Under the best of circumstances, each of us would be able to rely on our
vet's and MD's to provide us with the most up-to-date information, and to be
able to discuss the benefits and threats of any particular therapy. Sadly
this is often impossible, meaning that you may have to take the time to
locate published research on the net, and then armed with information, make
those decisions which are best for you and your pet. Based on my own
experience, I would never take rely solely on a doctor's opinion (Board
Certified or not).
One final note on CoQ10: A study was done on a small group of heart failure
patients who had all been stabilized on their heart med's, and who had shown
a positive response to long-term ( 3- 8 months) supplementation of CoQ10.
Within 2 -3 weeks of stopping CoQ10, 5/9 patients experienced deterioration
severe enough to require hospitalization and two patients died of,
respectively, pulmonary embolism and myocardial infarction. Those who
relapsed after COQ10 withdrawal, recovered after the supplementation was
reinitiated. The researchers concluded that," withdrawal may be dangerous,
especially in Class III-IV failure... that COQ10 is a lifetime therapy, and
probably lifesparing therapy, particularly for potential heart transplant
candidates." [Mortensen, SA, et al.]
I was unaware of this last study, when I cut back on CoQ10 supplementation
for my own cat, who developed a sudden aversion to med's after her initial
recovery. Immediately after this reduction, she exhibited some subtle
behavioral changes, which I now know should have been a warning sign. A few
weeks after cutting her dosage back from daily to 1x or 2x a week, she
suffered an embolism and died, without exhibiting any classic symptoms of
heart failure (lethargy, cough, etc). It is difficult to say that there was
a direct cause and effect relationship between the reduction in CoQ10 use and
her death, but if I knew then what I know now, I would never miss giving it
for even a day or two. But hindsight is always 20:20.
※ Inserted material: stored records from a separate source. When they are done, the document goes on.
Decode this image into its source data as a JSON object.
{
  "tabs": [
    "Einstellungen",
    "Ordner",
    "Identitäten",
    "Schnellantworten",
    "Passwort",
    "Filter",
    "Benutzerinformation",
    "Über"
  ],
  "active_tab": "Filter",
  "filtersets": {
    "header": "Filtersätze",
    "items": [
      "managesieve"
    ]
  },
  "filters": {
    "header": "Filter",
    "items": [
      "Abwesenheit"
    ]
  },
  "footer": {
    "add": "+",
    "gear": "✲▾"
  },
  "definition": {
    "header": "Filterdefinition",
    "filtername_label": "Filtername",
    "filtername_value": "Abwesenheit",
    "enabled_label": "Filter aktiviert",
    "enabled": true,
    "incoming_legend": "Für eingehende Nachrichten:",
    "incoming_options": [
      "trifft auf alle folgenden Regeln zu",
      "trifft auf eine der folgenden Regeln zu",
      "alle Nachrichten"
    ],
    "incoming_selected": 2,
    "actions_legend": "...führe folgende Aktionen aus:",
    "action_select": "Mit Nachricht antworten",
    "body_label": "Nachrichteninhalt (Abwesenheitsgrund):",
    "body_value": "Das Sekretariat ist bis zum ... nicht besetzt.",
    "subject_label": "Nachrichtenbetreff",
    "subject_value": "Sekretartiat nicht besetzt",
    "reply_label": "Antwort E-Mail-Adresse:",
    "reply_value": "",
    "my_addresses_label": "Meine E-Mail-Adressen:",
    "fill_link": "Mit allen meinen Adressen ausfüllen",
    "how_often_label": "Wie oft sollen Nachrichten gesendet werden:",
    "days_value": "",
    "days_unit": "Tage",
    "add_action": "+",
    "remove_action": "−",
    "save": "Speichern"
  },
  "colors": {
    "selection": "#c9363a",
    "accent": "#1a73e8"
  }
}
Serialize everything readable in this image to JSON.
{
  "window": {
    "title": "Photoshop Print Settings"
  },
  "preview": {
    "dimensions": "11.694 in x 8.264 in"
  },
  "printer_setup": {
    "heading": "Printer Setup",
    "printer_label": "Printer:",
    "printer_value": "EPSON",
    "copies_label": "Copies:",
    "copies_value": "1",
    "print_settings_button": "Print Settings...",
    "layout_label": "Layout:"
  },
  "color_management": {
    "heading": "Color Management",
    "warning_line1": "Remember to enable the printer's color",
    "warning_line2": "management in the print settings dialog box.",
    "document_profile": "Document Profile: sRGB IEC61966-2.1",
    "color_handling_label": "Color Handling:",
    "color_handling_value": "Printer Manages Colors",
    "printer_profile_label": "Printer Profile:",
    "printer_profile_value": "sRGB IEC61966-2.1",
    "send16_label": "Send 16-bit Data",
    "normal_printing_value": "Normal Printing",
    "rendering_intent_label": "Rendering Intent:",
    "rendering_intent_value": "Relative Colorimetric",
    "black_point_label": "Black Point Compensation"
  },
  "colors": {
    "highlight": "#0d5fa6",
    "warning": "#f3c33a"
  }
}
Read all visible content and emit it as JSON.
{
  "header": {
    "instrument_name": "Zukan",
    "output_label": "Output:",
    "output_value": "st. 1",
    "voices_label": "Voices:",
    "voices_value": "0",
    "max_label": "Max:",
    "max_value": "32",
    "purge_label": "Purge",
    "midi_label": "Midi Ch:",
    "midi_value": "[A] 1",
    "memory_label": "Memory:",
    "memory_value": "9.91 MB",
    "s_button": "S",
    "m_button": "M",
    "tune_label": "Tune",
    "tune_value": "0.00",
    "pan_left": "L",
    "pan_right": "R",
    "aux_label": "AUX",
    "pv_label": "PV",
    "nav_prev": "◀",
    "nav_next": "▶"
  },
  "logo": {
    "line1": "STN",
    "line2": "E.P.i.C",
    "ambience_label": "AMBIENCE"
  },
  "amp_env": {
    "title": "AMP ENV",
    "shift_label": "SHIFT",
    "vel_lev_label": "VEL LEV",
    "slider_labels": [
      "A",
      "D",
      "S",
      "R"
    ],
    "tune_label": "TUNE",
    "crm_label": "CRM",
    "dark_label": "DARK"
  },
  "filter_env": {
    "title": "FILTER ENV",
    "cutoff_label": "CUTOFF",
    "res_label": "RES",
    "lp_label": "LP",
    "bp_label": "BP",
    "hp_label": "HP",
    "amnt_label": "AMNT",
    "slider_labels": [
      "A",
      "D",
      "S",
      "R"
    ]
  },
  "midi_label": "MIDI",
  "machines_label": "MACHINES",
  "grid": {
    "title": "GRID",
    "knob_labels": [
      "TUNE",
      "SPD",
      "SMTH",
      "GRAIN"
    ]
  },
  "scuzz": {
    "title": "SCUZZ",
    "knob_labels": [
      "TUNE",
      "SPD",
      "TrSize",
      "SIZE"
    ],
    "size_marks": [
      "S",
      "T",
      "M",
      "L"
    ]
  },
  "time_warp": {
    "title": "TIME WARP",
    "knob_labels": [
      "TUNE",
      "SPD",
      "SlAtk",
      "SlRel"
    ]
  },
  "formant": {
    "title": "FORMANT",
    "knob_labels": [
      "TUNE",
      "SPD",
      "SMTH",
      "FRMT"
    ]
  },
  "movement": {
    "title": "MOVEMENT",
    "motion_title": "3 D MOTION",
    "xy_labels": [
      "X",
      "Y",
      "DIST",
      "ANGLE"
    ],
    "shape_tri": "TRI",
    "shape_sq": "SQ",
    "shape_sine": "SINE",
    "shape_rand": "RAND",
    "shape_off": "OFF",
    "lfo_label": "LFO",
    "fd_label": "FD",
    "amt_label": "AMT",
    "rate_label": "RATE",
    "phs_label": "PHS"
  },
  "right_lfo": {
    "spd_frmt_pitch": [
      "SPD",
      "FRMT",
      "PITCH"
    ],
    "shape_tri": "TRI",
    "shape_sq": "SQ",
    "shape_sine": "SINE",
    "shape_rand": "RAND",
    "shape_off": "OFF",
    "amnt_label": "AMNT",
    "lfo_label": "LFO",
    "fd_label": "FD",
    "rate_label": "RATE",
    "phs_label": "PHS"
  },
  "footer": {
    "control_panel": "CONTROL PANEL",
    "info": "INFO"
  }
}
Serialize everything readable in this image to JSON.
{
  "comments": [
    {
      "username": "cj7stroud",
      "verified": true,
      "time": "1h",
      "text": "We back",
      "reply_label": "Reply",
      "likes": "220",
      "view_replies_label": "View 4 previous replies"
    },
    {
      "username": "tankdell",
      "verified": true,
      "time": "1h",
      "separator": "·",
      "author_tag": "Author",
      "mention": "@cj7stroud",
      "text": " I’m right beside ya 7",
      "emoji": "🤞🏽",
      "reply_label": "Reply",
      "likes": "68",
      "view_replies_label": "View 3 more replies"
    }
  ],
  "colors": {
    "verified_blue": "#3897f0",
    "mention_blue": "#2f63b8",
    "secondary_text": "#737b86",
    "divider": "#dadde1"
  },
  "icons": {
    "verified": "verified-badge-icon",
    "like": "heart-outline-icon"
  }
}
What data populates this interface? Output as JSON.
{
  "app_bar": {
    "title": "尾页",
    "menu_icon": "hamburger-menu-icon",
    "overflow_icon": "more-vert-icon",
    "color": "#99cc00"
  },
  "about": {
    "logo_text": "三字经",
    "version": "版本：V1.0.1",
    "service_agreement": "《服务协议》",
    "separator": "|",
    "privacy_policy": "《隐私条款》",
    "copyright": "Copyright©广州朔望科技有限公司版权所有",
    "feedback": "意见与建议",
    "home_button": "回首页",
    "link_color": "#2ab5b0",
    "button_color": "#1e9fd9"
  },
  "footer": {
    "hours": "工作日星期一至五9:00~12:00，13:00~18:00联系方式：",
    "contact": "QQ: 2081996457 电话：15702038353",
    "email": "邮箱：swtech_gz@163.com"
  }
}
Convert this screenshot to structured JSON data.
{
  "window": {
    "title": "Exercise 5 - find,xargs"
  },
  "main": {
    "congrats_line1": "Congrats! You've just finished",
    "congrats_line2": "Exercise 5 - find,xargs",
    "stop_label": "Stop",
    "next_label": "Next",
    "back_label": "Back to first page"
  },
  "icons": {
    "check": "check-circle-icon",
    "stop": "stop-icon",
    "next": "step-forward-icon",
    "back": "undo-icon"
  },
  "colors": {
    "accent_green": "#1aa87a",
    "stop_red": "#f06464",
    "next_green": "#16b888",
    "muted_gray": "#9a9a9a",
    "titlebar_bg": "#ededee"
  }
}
Sorry for the length of this message, but knowledge is meaningless if not
shared freely. Good luck to you all.
- View SourceDear Victoria,
Thank you so much for this very clear and concise explanation of COQ10.
I think you have made a very good argument for its use. I wonder if you
know the best form and strength to take it. I heard someone on a radio talk
show - and of course, he was selling his own product, who said it was more
usable in a liquid form. I can't recall seeing it in a liquid - have you?
I am so
sorry now that I did not give COQ10 to my cat after he was diagnosed.
Actually, I did try, but he was able to sniff out anything different in his
food. I should have tried harder.
----- Original Message -----
Sent: Thursday, July 12, 2001 5:36 AM
Subject: [feline-heart] COQ10 and cardiomyopathy
- View SourceVictoria,
Thank you SO MUCH for this excellent post about CoQ10. That's exactly
what I was looking for, and really helps. (I've also heard CoQ10 helps
reduce bad cholesterol in addition to all the other great things it
does for heart function.)
I'm so sorry your kitty died. There is so much we don't know and so
much we can't control in taking care of our babies... we just do the
very best we can with what we know, as I'm sure you did. Yeah, that's
my vet's usual reaction when I suggest a supplement: "can't hurt".